OS ANJOS NASCIDOS: Bom dia, bom dia e bom dia. E já não compreendemos e não

compreendemos.

ESPOSO: Maldita sejas, se pensas que de mim te livraste e que de ti me livrei. Sob o peso de

atração brutal, não sairás de minha órbita e eu não sairei da tua, e com náuseas giraremos, até

que ultrapassarás a minha órbita e eu ultrapassarei a tua, e num ódio sobre-humano seremos

um só.

SACERDOTE: A beleza de uma noite sem paixão. Que abundância, que consolação. “Ele fez

grandes e incompreensíveis obras.”

PRIMEIRO E SEGUNDO GUARDAS: Exatamente como na guerra, queimando o mal não é

o bem que fica...

OS ANJOS NASCIDOS:...nós nascemos.

POVO: Não compreendemos e não compreendemos.

ESPOSO: Regressarei agora à casa da morta.
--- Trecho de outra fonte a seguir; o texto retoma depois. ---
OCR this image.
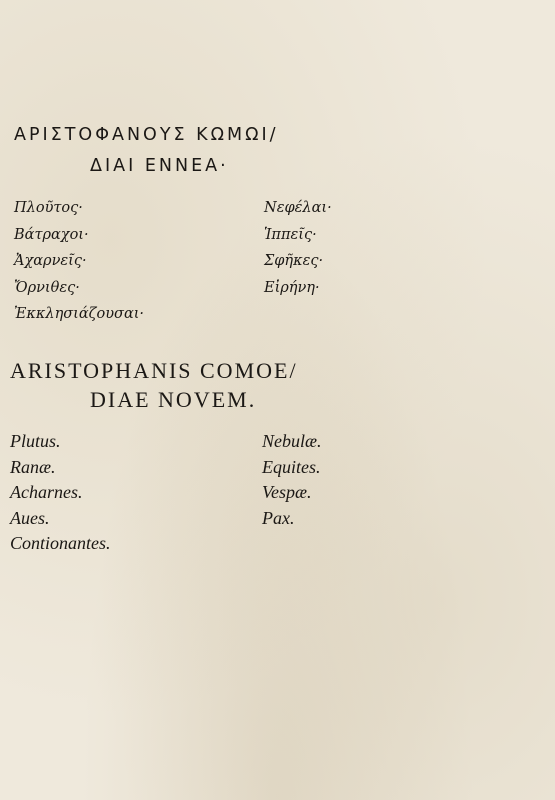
ΑΡΙΣΤΟΦΑΝΟΥΣ ΚΩΜΩΙ/
ΔΙΑΙ ΕΝΝΕΑ·
Πλοῦτος·
Βάτραχοι·
Ἀχαρνεῖς·
Ὄρνιθες·
Ἐκκλησιάζουσαι·
Νεφέλαι·
Ἱππεῖς·
Σφῆκες·
Εἰρήνη·
ARISTOPHANIS COMOE/
DIAE NOVEM.
Plutus.
Ranæ.
Acharnes.
Aues.
Contionantes.
Nebulæ.
Equites.
Vespæ.
Pax.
Pois lá está minha antiga esposa a esperar-me

nos seus colares vazios.

SACERDOTE: O silêncio de uma noite sem pecado... Que claridade, que harmonia.

CRIANÇA COM SONO: Mãe, que foi que aconteceu?

OS ANJOS NASCIDOS: Mamãe, que foi que aconteceu?

MULHERES DO POVO: Meus filhos, foi assim: etc. etc. etc.

PESONAGEM DO POVO: Perdoai-os, eles acreditam na fatalidade e por isso são fatais.